He was overwhelmed, not only that but the can of pop was ice cold too.
“How the hell did you manage to keep the cans so cold?” he asked.
“Plastic ice blocks,” she said holding one up proudly.
He sat looking at the picnic with wide eyed amazement. “You’re a genius!” he exclaimed. And without thinking he leant over and planted a kiss on her cheek.
She never knew what to do when Nick praised her, she was more used to his sarcasm, and the kiss on the cheek really threw her for a moment. She busied herself with serving out the food to hide it. He surveyed her thoughtfully as she transferred first the pie and then the chicken and sandwiches onto the plates. This was a side to Sal he hadn’t seen before. She had obviously put much thought into this picnic, she had planned it and organised everything even down to the paper napkins she had packed and was handing to him at that moment along with the plate of food and cutlery. Sal usually appeared to be so clumsy and disorganised, sleeping in past her alarm and turning up late for everything; but perhaps he had misjudged her.
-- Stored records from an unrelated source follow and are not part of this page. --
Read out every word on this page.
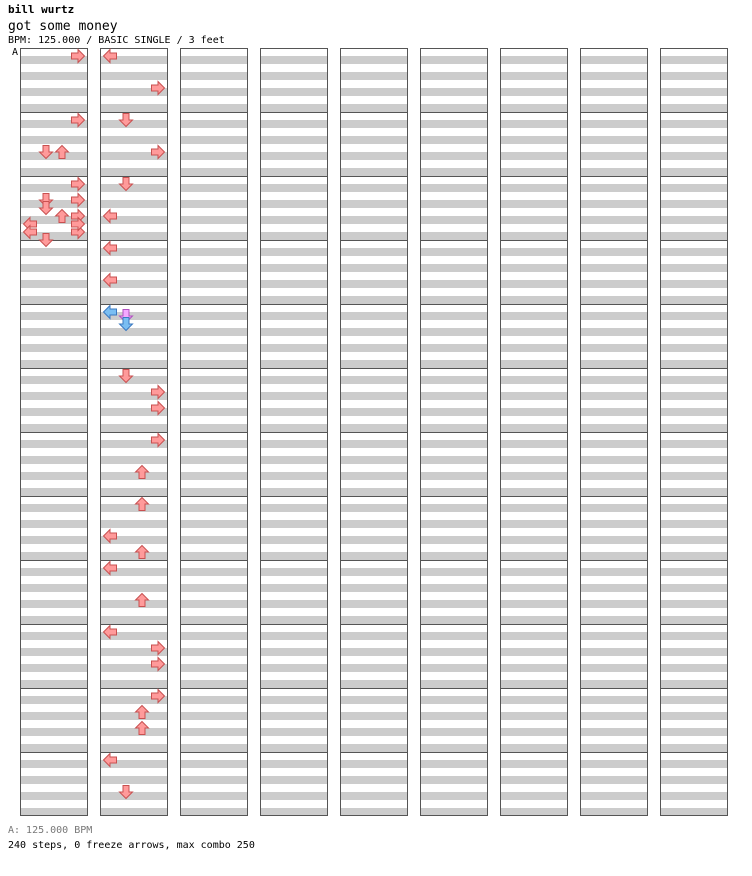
bill wurtz
got some money
BPM: 125.000 / BASIC SINGLE / 3 feet
A
A: 125.000 BPM
240 steps, 0 freeze arrows, max combo 250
After all, she had to be organised and efficient to do the job of airport supervisor, and Adam wouldn’t have kept her on for this long if she wasn’t doing a good job.
“So where did you get this pie from then Sal, and what’s in it?” Nick asked, picking up a slice and taking a bite.
Sal continued to spoon out some pasta salad from the tub and answered matter of factly. “It’s meat and potato pie and I made it.”
He stopped in mid chew. “You made this?”
“Thanks for your vote of confidence Nick. You don’t have to sound so surprised.”
“Sorry.” He took another look at the pie. “It’s amazing!”
“Thanks,” she gave a small smile. “Taste one of those sandwiches too, I want your opinion on something.”
He was intrigued. What was she going to surprise him with next? He took a bite out of a cheese and ham sandwich.
“Don’t tell me you killed the pig and milked the cow to make the cheese!” He paused to think. “Well, I don’t know what you did but there’s a fantastic flavour in here Sal,” he admitted.
“I wasn’t sure if it was any good as it was the first time I'd made mayonnaise but I followed the recipe and it seemed to turn out all right.”
He laughed out loud. “You made mayonnaise just for these sandwiches! Sal why would you do that? You’re nuts!”
She scowled at him. “I didn’t make it just for these sandwiches you idiot, and you can bloody well give me those sandwiches back now for that,” she said, reaching for his plate.
He shielded it from her with a hand and moved it out of her reach. “You leave my sandwiches alone!”
She narrowed her eyes at him and continued. “I had the mayonnaise already in the fridge, it’s just that no one else had tasted it up to now. And the pie was leftover from yesterday’s lunch. I’ve kind of developed an interest in cooking lately. I seem to have a fair amount of free time on my hands and it began as a hobby to stop me from going to the pub every night out of boredom. The only problem is that I always end up with stacks left over afterwards.”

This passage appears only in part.